I already had my observation and hypothesis, so I was ready to experiment. In two bowls of equal size and shape and design, I put equal amounts of each cereal. I enlisted my boyfriend, an avid cereal fan, and we collected data (i.e., sniffed and poked and tasted). I then poured equal amounts of 2 percent milk over each cereal. Both became audible as soon as the milk hit, but while the organic sounded like the slow, dying end of a fire—a soft crackle with an occasional pop—the regular was roaring, snapping, crackling, popping, blaring. Also, the regular continued to sound for a longer time.

I consulted the labels and came up with a theory: Since regular has High Fructose Corn Syrup and the organic does not, no HFCS = no SCP (snap, crackle, pop). That's when I realized I needed a real scientist. Dr. Ted Labuza, a University of Minnesota Professor of Food Science and Engineering, told me that the SCP phenomenon is like shattering glass. Since regular Krispies—saturated with sugar and HFCS—are cooked and cooled to a glassy state (think candy thermometer), milk essentially pushes the air in the tiny pockets to "break the glass." Organic Rice Krispies are made with evaporated cane-juice syrup and crystals, or sucrose. Sucrose, says Dr. Labuza, has a higher Tg (glass transition temperature). That makes the organic Krispies harder.

"Can we assume," I asked, "that harder means milk isn't strong enough to break the glass? And no break means no noise?' Dr. Labuza's reply was: "Makes sense," adding, "harder may also mean less air bubbles in the starch structure."

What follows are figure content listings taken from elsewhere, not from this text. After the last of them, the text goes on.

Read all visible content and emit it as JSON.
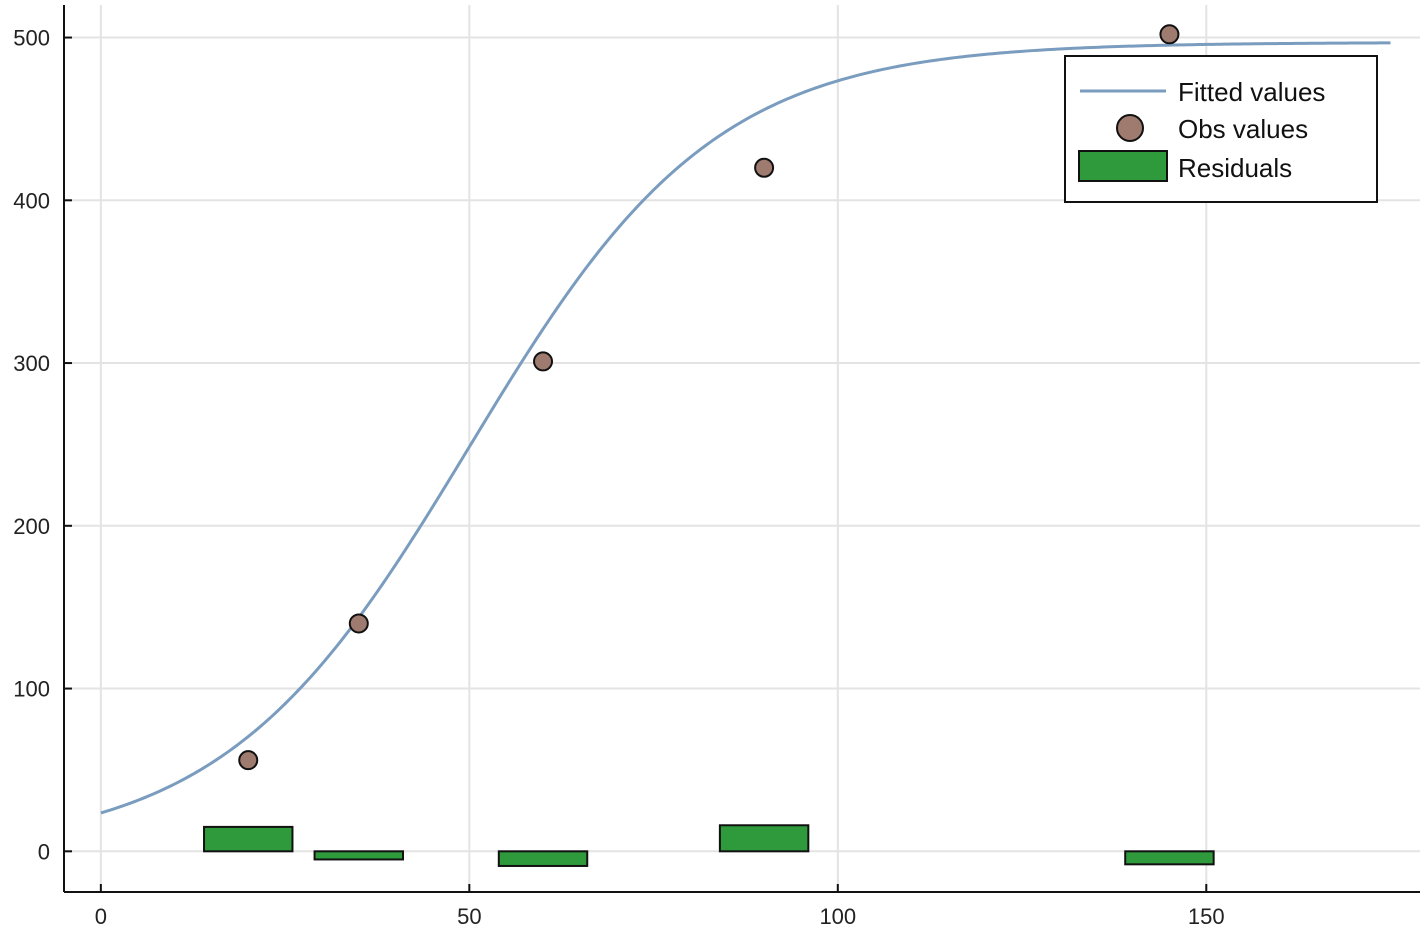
{
  "chart_data": {
    "type": "line",
    "title": "",
    "xlabel": "",
    "ylabel": "",
    "xlim": [
      -5,
      179
    ],
    "ylim": [
      -25,
      520
    ],
    "xticks": [
      0,
      50,
      100,
      150
    ],
    "yticks": [
      0,
      100,
      200,
      300,
      400,
      500
    ],
    "grid": true,
    "legend": {
      "placement": "top-right",
      "entries": [
        "Fitted values",
        "Obs values",
        "Residuals"
      ]
    },
    "series": [
      {
        "name": "Fitted values",
        "kind": "line",
        "color": "#7a9cbe",
        "model": "logistic",
        "params": {
          "upper": 497,
          "midpoint": 50,
          "rate": 0.06
        },
        "x_range": [
          0,
          175
        ]
      },
      {
        "name": "Obs values",
        "kind": "scatter",
        "color": "#9e7b6e",
        "x": [
          20,
          35,
          60,
          90,
          145
        ],
        "y": [
          56,
          140,
          301,
          420,
          502
        ]
      },
      {
        "name": "Residuals",
        "kind": "bar",
        "color": "#2e9a3c",
        "bar_width": 12,
        "x": [
          20,
          35,
          60,
          90,
          145
        ],
        "y": [
          15,
          -5,
          -9,
          16,
          -8
        ]
      }
    ]
  }
}
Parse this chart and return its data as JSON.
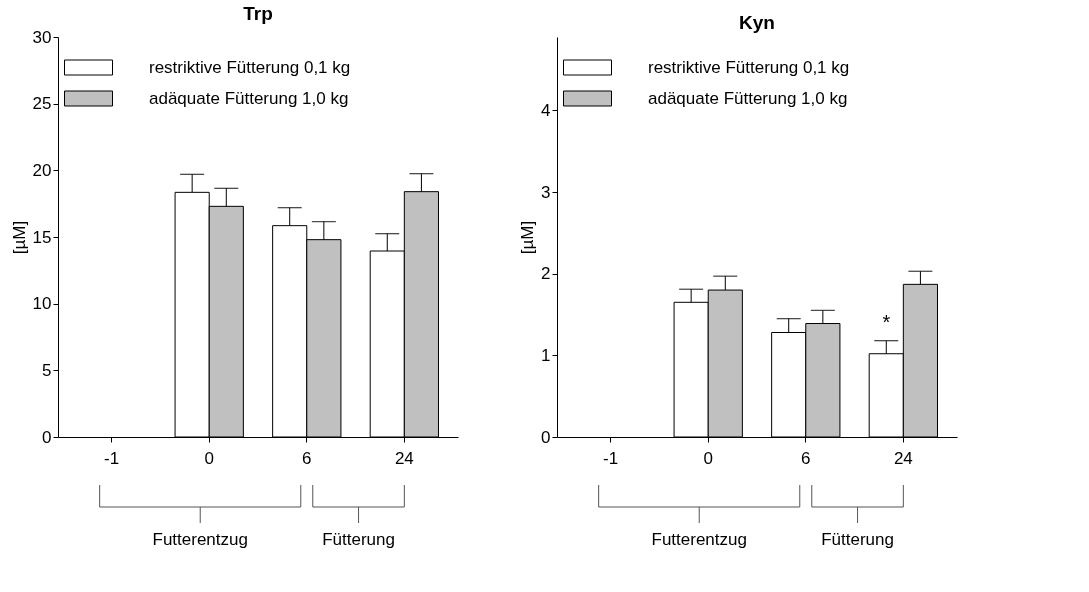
{
  "chart_data": [
    {
      "type": "bar",
      "title": "Trp",
      "ylabel": "[µM]",
      "categories": [
        "-1",
        "0",
        "6",
        "24"
      ],
      "ylim": [
        0,
        30
      ],
      "yticks": [
        0,
        5,
        10,
        15,
        20,
        25,
        30
      ],
      "grid": false,
      "legend": "top left",
      "series": [
        {
          "name": "restriktive Fütterung 0,1 kg",
          "color": "#ffffff",
          "values": [
            null,
            18.35,
            15.85,
            13.95
          ],
          "errors": [
            null,
            [
              18.35,
              19.7
            ],
            [
              15.85,
              17.2
            ],
            [
              13.95,
              15.25
            ]
          ]
        },
        {
          "name": "adäquate Fütterung 1,0 kg",
          "color": "#c0c0c0",
          "values": [
            null,
            17.3,
            14.8,
            18.4
          ],
          "errors": [
            null,
            [
              17.3,
              18.65
            ],
            [
              14.8,
              16.15
            ],
            [
              18.4,
              19.75
            ]
          ]
        }
      ],
      "annotations": [
        "Futterentzug",
        "Fütterung"
      ]
    },
    {
      "type": "bar",
      "title": "Kyn",
      "ylabel": "[µM]",
      "categories": [
        "-1",
        "0",
        "6",
        "24"
      ],
      "ylim": [
        0,
        4.9
      ],
      "yticks": [
        0,
        1,
        2,
        3,
        4
      ],
      "grid": false,
      "legend": "top left",
      "series": [
        {
          "name": "restriktive Fütterung 0,1 kg",
          "color": "#ffffff",
          "values": [
            null,
            1.65,
            1.28,
            1.02
          ],
          "errors": [
            null,
            [
              1.65,
              1.81
            ],
            [
              1.28,
              1.45
            ],
            [
              1.02,
              1.18
            ]
          ]
        },
        {
          "name": "adäquate Fütterung 1,0 kg",
          "color": "#c0c0c0",
          "values": [
            null,
            1.8,
            1.39,
            1.87
          ],
          "errors": [
            null,
            [
              1.8,
              1.97
            ],
            [
              1.39,
              1.55
            ],
            [
              1.87,
              2.03
            ]
          ]
        }
      ],
      "annotations": [
        "Futterentzug",
        "Fütterung",
        {
          "text": "*",
          "x": "24",
          "y": 1.4
        }
      ]
    }
  ]
}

There has never been an official scientific study of organic vs. regular Rice Krispies, and there never will be. In the same month my research began, Kellogg's discontinued organic Rice Krispies. Was it the lack of SCP? I explained my theory to someone at Kellogg's customer service. He laughed, but did not concur: "The main reason products are discontinued," he said, "is because of lack of sale." But didn't that exactly prove my point? Who wants Rice Krispies with the volume turned down?